College of Cybersecurity Sichuan University, Chengdu, Sichuan, P.R.China.
PLoS One. 2020 Feb 6;15(2):e0228439. doi: 10.1371/journal.pone.0228439. eCollection 2020.
In recent years, the number of vulnerabilities discovered and publicly disclosed has shown a sharp upward trend. However, the value of exploitation of vulnerabilities varies for attackers, considering that only a small fraction of vulnerabilities are exploited. Therefore, the realization of quick exclusion of the non-exploitable vulnerabilities and optimal patch prioritization on limited resources has become imperative for organizations. Recent works using machine learning techniques predict exploited vulnerabilities by extracting features from open-source intelligence (OSINT). However, in the face of explosive growth of vulnerability information, there is room for improvement in the application of past methods to multiple threat intelligence. A more general method is needed to deal with various threat intelligence sources. Moreover, in previous methods, traditional text processing methods were used to deal with vulnerability related descriptions, which only grasped the static statistical characteristics but ignored the context and the meaning of the words of the text. To address these challenges, we propose an exploit prediction model, which is based on a combination of fastText and LightGBM algorithm and called fastEmbed. We replicate key portions of the state-of-the-art work of exploit prediction and use them as benchmark models. Our model outperforms the baseline model whether in terms of the generalization ability or the prediction ability without temporal intermixing with an average overall improvement of 6.283% by learning the embedding of vulnerability-related text on extremely imbalanced data sets. Besides, in terms of predicting the exploits in the wild, our model also outperforms the baseline model with an F1 measure of 0.586 on the minority class (33.577% improvement over the work using features from darkweb/deepweb). The results demonstrate that the model can improve the ability to describe the exploitability of vulnerabilities and predict exploits in the wild effectively.

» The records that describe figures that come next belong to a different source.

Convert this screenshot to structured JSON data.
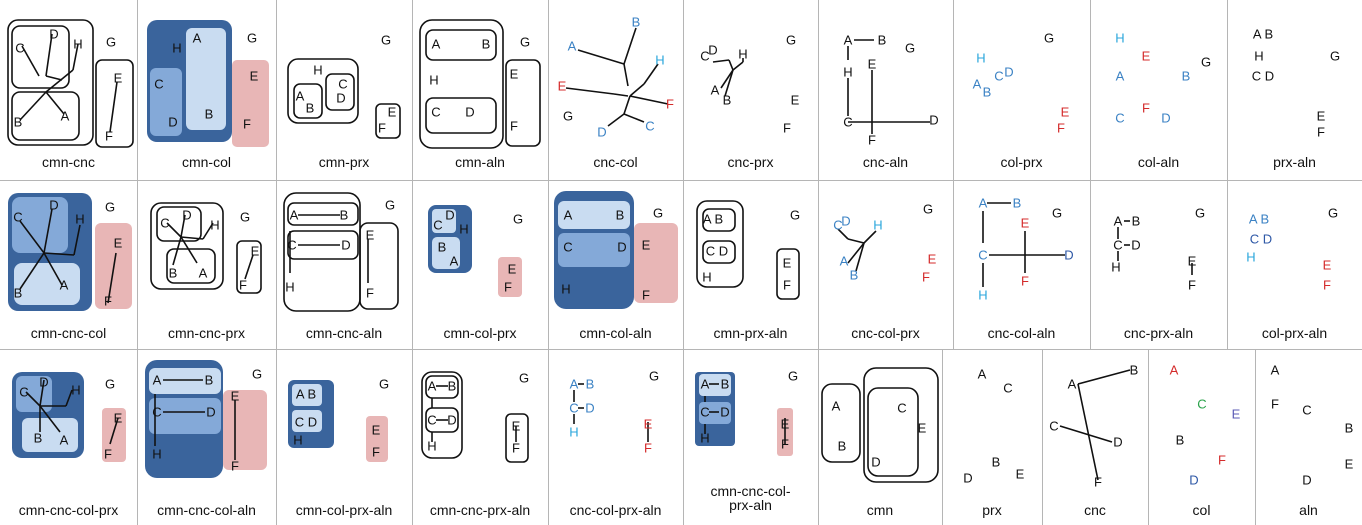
{
  "colors": {
    "dark_blue": "#3a649c",
    "mid_blue": "#84a9d8",
    "light_blue": "#c9dcf1",
    "pink": "#e8b6b6",
    "text_blue": "#3b82c4",
    "text_navy": "#2d57a6",
    "text_cyan": "#2aa6dc",
    "text_red": "#d42b2b",
    "text_green": "#2aa24a",
    "text_purple": "#5b5bb6",
    "text_dark": "#111111"
  },
  "letters": [
    "A",
    "B",
    "C",
    "D",
    "E",
    "F",
    "G",
    "H"
  ],
  "pairs": [
    "A B",
    "C D"
  ],
  "cells": [
    {
      "label": "cmn-cnc"
    },
    {
      "label": "cmn-col"
    },
    {
      "label": "cmn-prx"
    },
    {
      "label": "cmn-aln"
    },
    {
      "label": "cnc-col"
    },
    {
      "label": "cnc-prx"
    },
    {
      "label": "cnc-aln"
    },
    {
      "label": "col-prx"
    },
    {
      "label": "col-aln"
    },
    {
      "label": "prx-aln"
    },
    {
      "label": "cmn-cnc-col"
    },
    {
      "label": "cmn-cnc-prx"
    },
    {
      "label": "cmn-cnc-aln"
    },
    {
      "label": "cmn-col-prx"
    },
    {
      "label": "cmn-col-aln"
    },
    {
      "label": "cmn-prx-aln"
    },
    {
      "label": "cnc-col-prx"
    },
    {
      "label": "cnc-col-aln"
    },
    {
      "label": "cnc-prx-aln"
    },
    {
      "label": "col-prx-aln"
    },
    {
      "label": "cmn-cnc-col-prx"
    },
    {
      "label": "cmn-cnc-col-aln"
    },
    {
      "label": "cmn-col-prx-aln"
    },
    {
      "label": "cmn-cnc-prx-aln"
    },
    {
      "label": "cnc-col-prx-aln"
    },
    {
      "label": [
        "cmn-cnc-col-",
        "prx-aln"
      ]
    },
    {
      "label": "cmn"
    },
    {
      "label": "prx"
    },
    {
      "label": "cnc"
    },
    {
      "label": "col"
    },
    {
      "label": "aln"
    }
  ]
}
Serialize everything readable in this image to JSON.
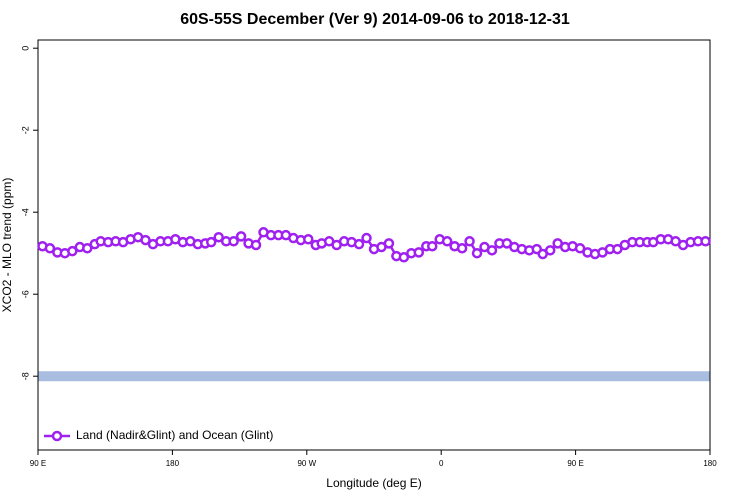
{
  "chart_data": {
    "type": "line",
    "title": "60S-55S December (Ver 9)   2014-09-06 to 2018-12-31",
    "x_label": "Longitude (deg E)",
    "y_label": "XCO2 - MLO trend (ppm)",
    "xlim": [
      90,
      540
    ],
    "ylim": [
      -9.8,
      0.2
    ],
    "xticks": [
      {
        "value": 90,
        "label": "90 E"
      },
      180,
      {
        "value": 270,
        "label": "90 W"
      },
      {
        "value": 360,
        "label": "0"
      },
      {
        "value": 450,
        "label": "90 E"
      },
      {
        "value": 540,
        "label": "180"
      }
    ],
    "yticks": [
      0,
      -2,
      -4,
      -6,
      -8
    ],
    "reference_line": {
      "value": -8,
      "color": "#a8bde0"
    },
    "legend": "bottom-left",
    "x": [
      93,
      98,
      103,
      108,
      113,
      118,
      123,
      128,
      132,
      137,
      142,
      147,
      152,
      157,
      162,
      167,
      172,
      177,
      182,
      187,
      192,
      197,
      202,
      206,
      211,
      216,
      221,
      226,
      231,
      236,
      241,
      246,
      251,
      256,
      261,
      266,
      271,
      276,
      280,
      285,
      290,
      295,
      300,
      305,
      310,
      315,
      320,
      325,
      330,
      335,
      340,
      345,
      350,
      354,
      359,
      364,
      369,
      374,
      379,
      384,
      389,
      394,
      399,
      404,
      409,
      414,
      419,
      424,
      428,
      433,
      438,
      443,
      448,
      453,
      458,
      463,
      468,
      473,
      478,
      483,
      488,
      493,
      498,
      502,
      507,
      512,
      517,
      522,
      527,
      532,
      537
    ],
    "series": [
      {
        "name": "Land (Nadir&Glint) and Ocean (Glint)",
        "color": "#a020f0",
        "values": [
          -4.83,
          -4.88,
          -4.98,
          -5.0,
          -4.95,
          -4.85,
          -4.88,
          -4.78,
          -4.71,
          -4.73,
          -4.71,
          -4.73,
          -4.66,
          -4.61,
          -4.68,
          -4.78,
          -4.71,
          -4.71,
          -4.66,
          -4.73,
          -4.71,
          -4.78,
          -4.76,
          -4.73,
          -4.61,
          -4.71,
          -4.71,
          -4.59,
          -4.76,
          -4.8,
          -4.49,
          -4.56,
          -4.56,
          -4.56,
          -4.63,
          -4.68,
          -4.66,
          -4.8,
          -4.76,
          -4.71,
          -4.8,
          -4.71,
          -4.73,
          -4.78,
          -4.63,
          -4.9,
          -4.85,
          -4.76,
          -5.07,
          -5.1,
          -5.0,
          -4.98,
          -4.83,
          -4.83,
          -4.66,
          -4.71,
          -4.83,
          -4.88,
          -4.71,
          -5.0,
          -4.85,
          -4.93,
          -4.76,
          -4.76,
          -4.85,
          -4.9,
          -4.93,
          -4.9,
          -5.02,
          -4.93,
          -4.76,
          -4.85,
          -4.83,
          -4.88,
          -4.98,
          -5.02,
          -4.98,
          -4.9,
          -4.9,
          -4.8,
          -4.73,
          -4.73,
          -4.73,
          -4.73,
          -4.66,
          -4.66,
          -4.71,
          -4.8,
          -4.73,
          -4.71,
          -4.71
        ]
      }
    ]
  }
}
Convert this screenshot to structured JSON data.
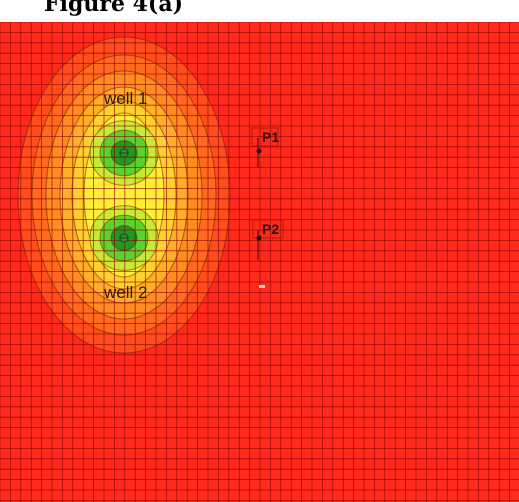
{
  "figure": {
    "caption": "Figure 4(a)"
  },
  "wells": [
    {
      "id": "well-1",
      "label": "well 1"
    },
    {
      "id": "well-2",
      "label": "well 2"
    }
  ],
  "observation_points": [
    {
      "id": "P1",
      "label": "P1"
    },
    {
      "id": "P2",
      "label": "P2"
    }
  ],
  "colors": {
    "background": "#ff2a1c",
    "grid": "#8a0000",
    "contour_line": "#6a1800",
    "outer_band_1": "#ff4d1e",
    "outer_band_2": "#ff6a20",
    "orange": "#ff8c22",
    "light_orange": "#ffae2a",
    "yellow_orange": "#ffd030",
    "yellow": "#ffee38",
    "yellow_green": "#c8ea36",
    "green": "#5cd22e",
    "dark_green": "#1e9a1e"
  }
}
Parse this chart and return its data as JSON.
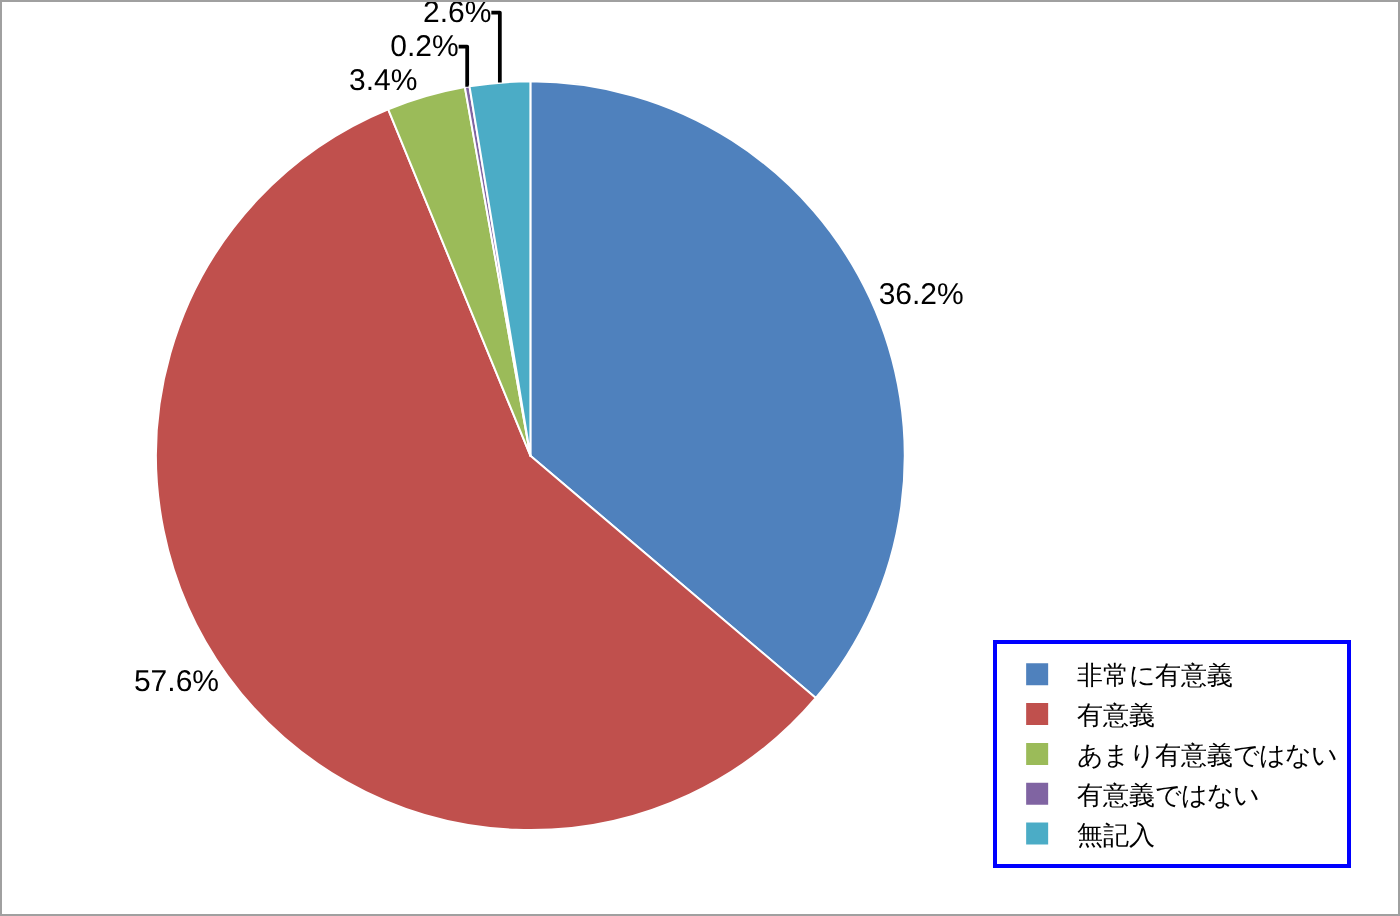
{
  "chart_data": {
    "type": "pie",
    "categories": [
      "非常に有意義",
      "有意義",
      "あまり有意義ではない",
      "有意義ではない",
      "無記入"
    ],
    "values": [
      36.2,
      57.6,
      3.4,
      0.2,
      2.6
    ],
    "value_labels": [
      "36.2%",
      "57.6%",
      "3.4%",
      "0.2%",
      "2.6%"
    ],
    "colors": [
      "#4f81bd",
      "#c0504d",
      "#9bbb59",
      "#8064a2",
      "#4bacc6"
    ],
    "legend": "bottom right"
  }
}
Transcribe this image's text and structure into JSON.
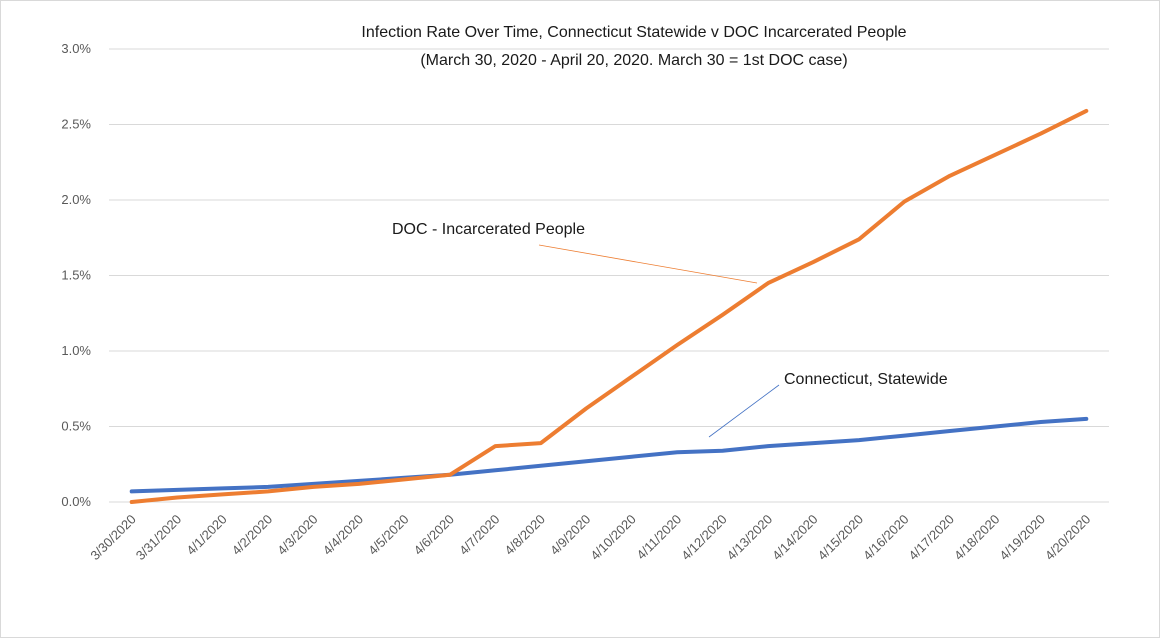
{
  "chart_data": {
    "type": "line",
    "title": "Infection Rate Over Time, Connecticut Statewide v DOC Incarcerated People",
    "subtitle": "(March 30, 2020 - April 20, 2020. March 30 = 1st DOC case)",
    "xlabel": "",
    "ylabel": "",
    "ylim": [
      0,
      3.0
    ],
    "yticks": [
      "0.0%",
      "0.5%",
      "1.0%",
      "1.5%",
      "2.0%",
      "2.5%",
      "3.0%"
    ],
    "grid": true,
    "categories": [
      "3/30/2020",
      "3/31/2020",
      "4/1/2020",
      "4/2/2020",
      "4/3/2020",
      "4/4/2020",
      "4/5/2020",
      "4/6/2020",
      "4/7/2020",
      "4/8/2020",
      "4/9/2020",
      "4/10/2020",
      "4/11/2020",
      "4/12/2020",
      "4/13/2020",
      "4/14/2020",
      "4/15/2020",
      "4/16/2020",
      "4/17/2020",
      "4/18/2020",
      "4/19/2020",
      "4/20/2020"
    ],
    "series": [
      {
        "name": "Connecticut, Statewide",
        "color": "#4472c4",
        "values": [
          0.07,
          0.08,
          0.09,
          0.1,
          0.12,
          0.14,
          0.16,
          0.18,
          0.21,
          0.24,
          0.27,
          0.3,
          0.33,
          0.34,
          0.37,
          0.39,
          0.41,
          0.44,
          0.47,
          0.5,
          0.53,
          0.55
        ]
      },
      {
        "name": "DOC - Incarcerated People",
        "color": "#ed7d31",
        "values": [
          0.0,
          0.03,
          0.05,
          0.07,
          0.1,
          0.12,
          0.15,
          0.18,
          0.37,
          0.39,
          0.62,
          0.83,
          1.04,
          1.24,
          1.45,
          1.59,
          1.74,
          1.99,
          2.16,
          2.3,
          2.44,
          2.59
        ]
      }
    ],
    "annotations": [
      {
        "text": "DOC - Incarcerated People",
        "series": "DOC - Incarcerated People",
        "points_to": "4/13/2020"
      },
      {
        "text": "Connecticut, Statewide",
        "series": "Connecticut, Statewide",
        "points_to": "4/12/2020"
      }
    ]
  }
}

近年来,已发现和公开披露的漏洞数量呈急剧上升趋势。然而,考虑到只有一小部分漏洞被利用,攻击者对漏洞的利用价值也各不相同。因此,对于组织来说,实现快速排除不可利用的漏洞,并在有限的资源上对漏洞进行最优补丁优先级排序已经变得势在必行。最近使用机器学习技术的研究工作通过从开源情报(OSINT)中提取特征来预测被利用的漏洞。然而,面对漏洞信息的爆炸式增长,过去的方法在应用于多种威胁情报方面还有改进的空间。需要一种更通用的方法来处理各种威胁情报源。此外,在过去的方法中,传统的文本处理方法被用于处理与漏洞相关的描述,这些方法仅抓住了静态统计特征,但忽略了文本的上下文和词语的含义。为了解决这些挑战,我们提出了一种利用快速Text 和 LightGBM 算法相结合的漏洞利用预测模型,称为 fastEmbed。我们复制了漏洞利用预测的最新研究工作的关键部分,并将其用作基准模型。我们的模型在不与时间混合的情况下,无论是在泛化能力还是预测能力方面都优于基线模型,在极不平衡的数据集上通过学习与漏洞相关的文本的嵌入,平均总体提高了 6.283%。此外,在预测野外漏洞利用方面,我们的模型在少数类上的 F1 指标为 0.586,也优于基线模型(比使用暗网/深网特征的工作提高了 33.577%)。结果表明,该模型可以有效提高描述漏洞可利用性和预测野外漏洞利用的能力。